Line three baking sheets with parchment paper or silicone mats.
Sift together your powdered sugar and almond flour, twice. Set aside.
Whisk together the egg whites and granulated sugar in a heatproof bowl over a double boiler. Whisk for about 2 minutes, until the sugar dissolves. You can tell it is ready when you pull the whisk up and touch the mixture with your fingers, you shouldn't feel any granules. Do not let the bowl touch the water or it will cook the eggs
Pour the mixture into the bowl of a stand mixer, fitted with the whisk attachment.
Whisk on low speed for 30 seconds, it should begin to foam. Increase the speed to medium for 2 minutes, until it becomes white and fluffy
Increase the speed to medium-high, it should turn glossy and when you stop the mixer and pull the whisk out, you should have a stiff peak at the end of the whisk which only slightly bends at the end. This is how you know it is ready. This can take 4-5 minutes
Pour in the powdered sugar/almond mixture as well as your vanilla and food coloring
Gently fold them all together. Continue to fold and press the batter against the sides of the bowl. It is ready when it flows like lava from the rubber spatula, and you can make a figure 8 in the air without the batter breaking.
Carefully transfer the batter into a piping bag with a medium circular tip
Pipe out 72 macaron shells, piping at a 90 degree angle. Once they have all been piped out, bang each tray twice on your counter. Use a toothpick to pop any remaining air bubbles.
Let them sit at room temperature for 30 minutes until they form a skin
eat your oven to 325°F/162°C. Bake them one tray at a time for 15-17 minutes. Let them cool completely.
Caramel
Take a small saucepan and place it on your stove over medium heat. Add the sugar ¼ cup at a time, letting the sugar dissolve completely until you add the next ¼ cup.
Stir occasionally until the sugar has completely dissolved and turns a dark amber colour. Turn the heat off.
Add the butter in a piece at a time, be careful as it may sputter! Stir with a heatproof spatula as you add the butter. Stir in the cream, salt, and vanilla. Let cool until it is very thick.
Buttercream
Sift your powdered sugar and set aside.
In a stand mixer with the whisk attachment, whisk the butter for 2 minutes, until smooth
Add in the vanilla extract, caramel and salt. Beat together for 30 seconds
While the mixer is running on a low speed, slowly pour in half of the powdered sugar. Then add in your heavy cream. Add the rest of the sugar.
Increase the speed to medium-high and beat until fluffy, about 3 minutes
Transfer to a piping bag and pipe a dollop on half of the macaron shells.

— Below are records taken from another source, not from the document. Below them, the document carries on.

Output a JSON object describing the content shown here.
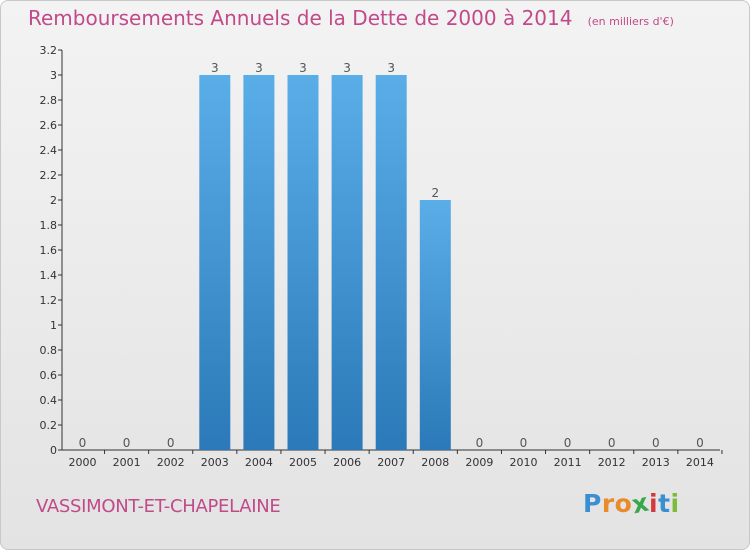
{
  "chart_data": {
    "type": "bar",
    "title": "Remboursements Annuels de la Dette de 2000 à 2014",
    "unit_label": "(en milliers d'€)",
    "categories": [
      "2000",
      "2001",
      "2002",
      "2003",
      "2004",
      "2005",
      "2006",
      "2007",
      "2008",
      "2009",
      "2010",
      "2011",
      "2012",
      "2013",
      "2014"
    ],
    "values": [
      0,
      0,
      0,
      3,
      3,
      3,
      3,
      3,
      2,
      0,
      0,
      0,
      0,
      0,
      0
    ],
    "data_labels": [
      "0",
      "0",
      "0",
      "3",
      "3",
      "3",
      "3",
      "3",
      "2",
      "0",
      "0",
      "0",
      "0",
      "0",
      "0"
    ],
    "ylim": [
      0,
      3.2
    ],
    "y_ticks": [
      "0",
      "0.2",
      "0.4",
      "0.6",
      "0.8",
      "1",
      "1.2",
      "1.4",
      "1.6",
      "1.8",
      "2",
      "2.2",
      "2.4",
      "2.6",
      "2.8",
      "3",
      "3.2"
    ],
    "y_tick_values": [
      0,
      0.2,
      0.4,
      0.6,
      0.8,
      1,
      1.2,
      1.4,
      1.6,
      1.8,
      2,
      2.2,
      2.4,
      2.6,
      2.8,
      3,
      3.2
    ],
    "xlabel": "",
    "ylabel": "",
    "grid": false,
    "bar_color_top": "#5aaee8",
    "bar_color_bottom": "#2b79b8"
  },
  "footer": {
    "commune": "VASSIMONT-ET-CHAPELAINE"
  },
  "logo": {
    "text": "Proxiti",
    "letters": [
      "P",
      "r",
      "o",
      "x",
      "i",
      "t",
      "i"
    ],
    "letter_colors": [
      "#3a8fd0",
      "#e98a2b",
      "#e98a2b",
      "#3aa84a",
      "#d33b3b",
      "#3a8fd0",
      "#7dbb3a"
    ]
  },
  "colors": {
    "title": "#c04a8a",
    "axis": "#333333"
  }
}
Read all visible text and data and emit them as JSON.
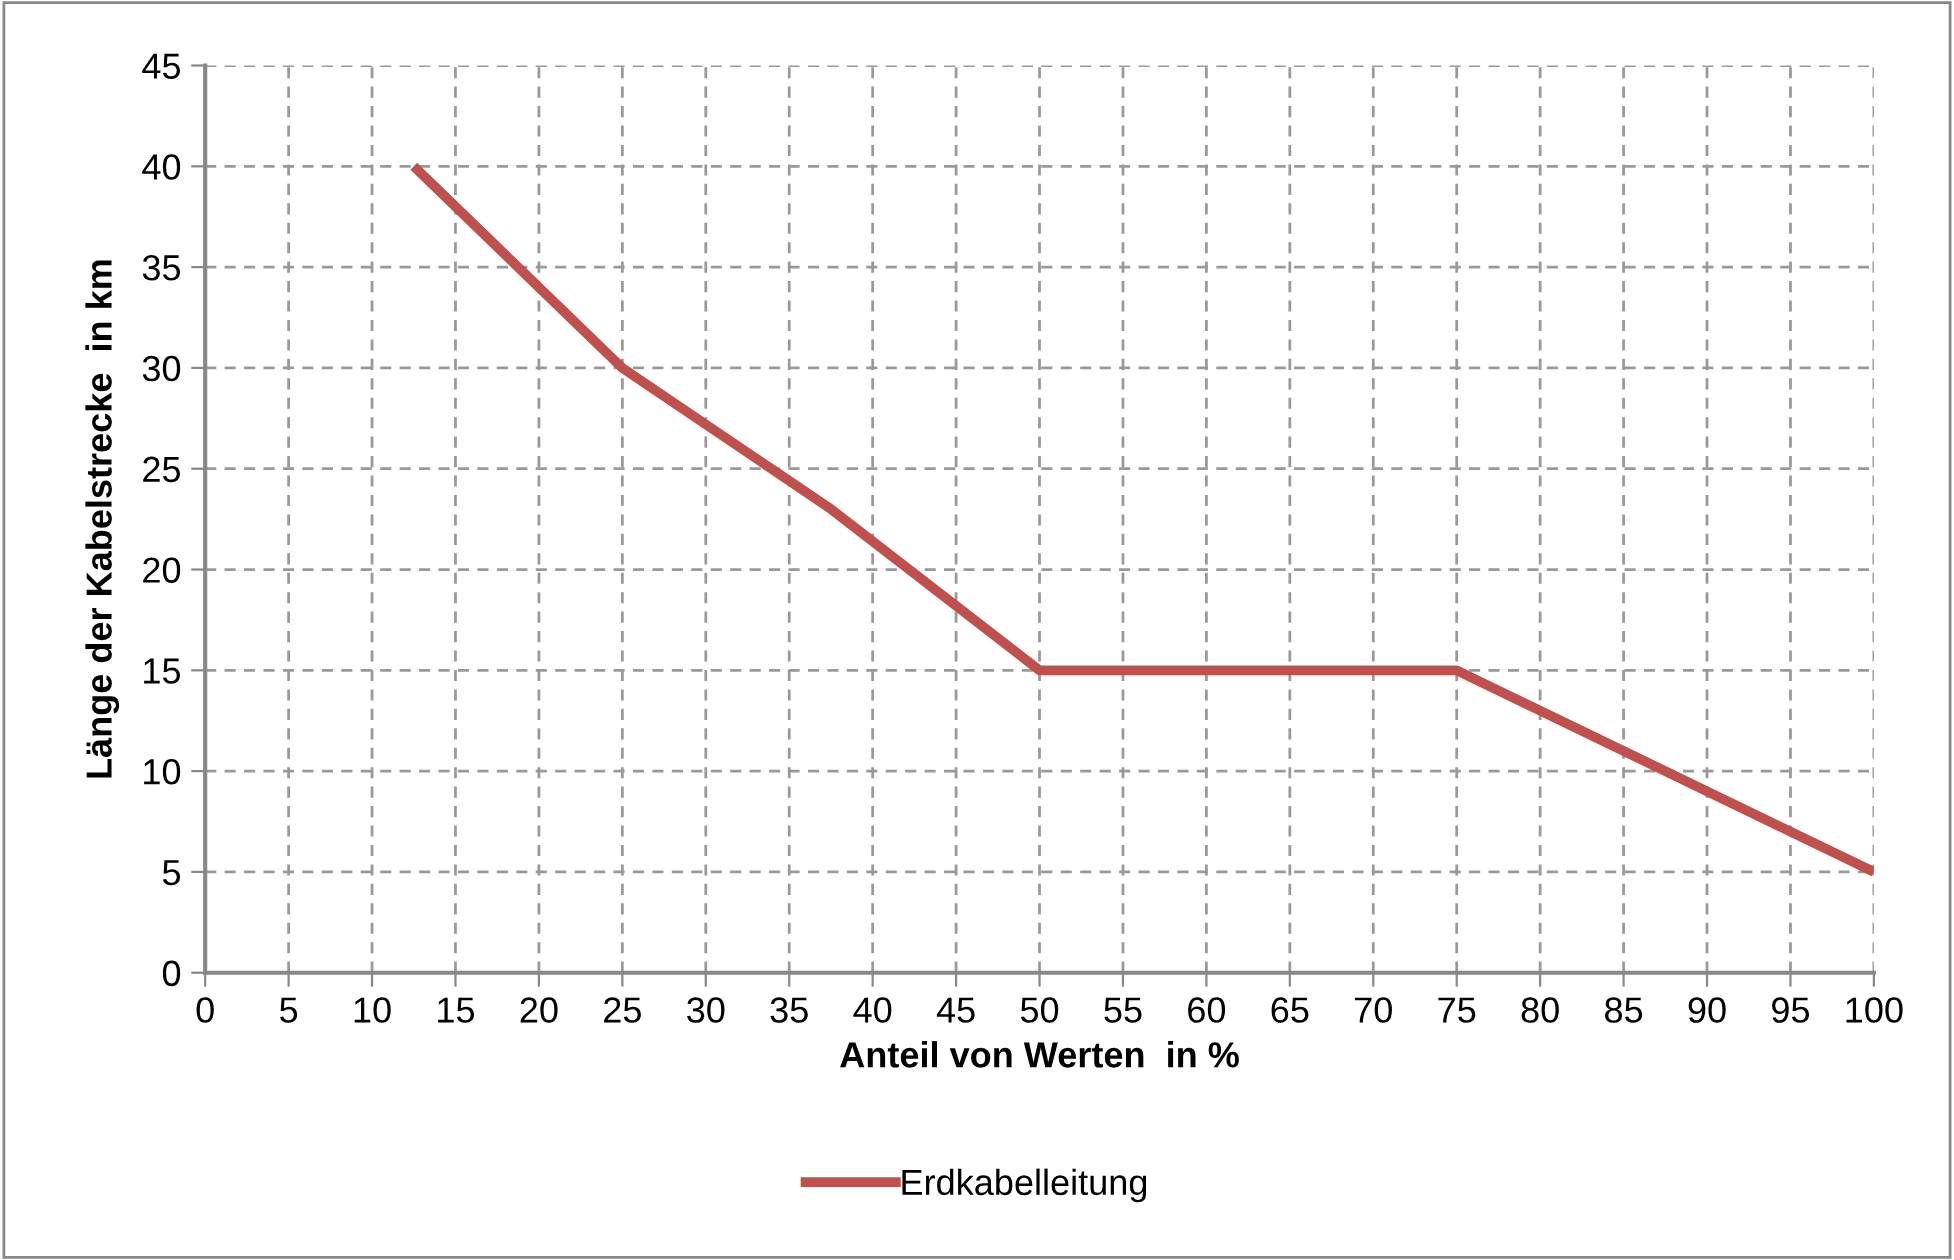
{
  "chart_data": {
    "type": "line",
    "xlabel": "Anteil von Werten  in %",
    "ylabel": "Länge der Kabelstrecke  in km",
    "x": [
      12.5,
      25,
      37.5,
      50,
      75,
      100
    ],
    "series": [
      {
        "name": "Erdkabelleitung",
        "color": "#c0504d",
        "values": [
          40,
          30,
          23,
          15,
          15,
          5
        ]
      }
    ],
    "xlim": [
      0,
      100
    ],
    "xticks": [
      0,
      5,
      10,
      15,
      20,
      25,
      30,
      35,
      40,
      45,
      50,
      55,
      60,
      65,
      70,
      75,
      80,
      85,
      90,
      95,
      100
    ],
    "ylim": [
      0,
      45
    ],
    "yticks": [
      0,
      5,
      10,
      15,
      20,
      25,
      30,
      35,
      40,
      45
    ],
    "grid": true,
    "legend": "bottom",
    "marker": "none",
    "line_style": "solid"
  }
}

I made a ring around half of the shells, then piped out salted caramel in the middle.
Let the macarons rest overnight in your fridge
Notes
US Cups: I do not include cup measurements for this recipe, as you do need to be precise when making macarons. Aged Egg Whites: If you want to age your egg whites (not a requirement but it can help!), separate your egg whites 24 hours before and place in a bowl in the fridge. Take them out 2 hours before making your macarons so they can come to room temperature.Storage: Keep your macarons in a container in the fridge for up to one week.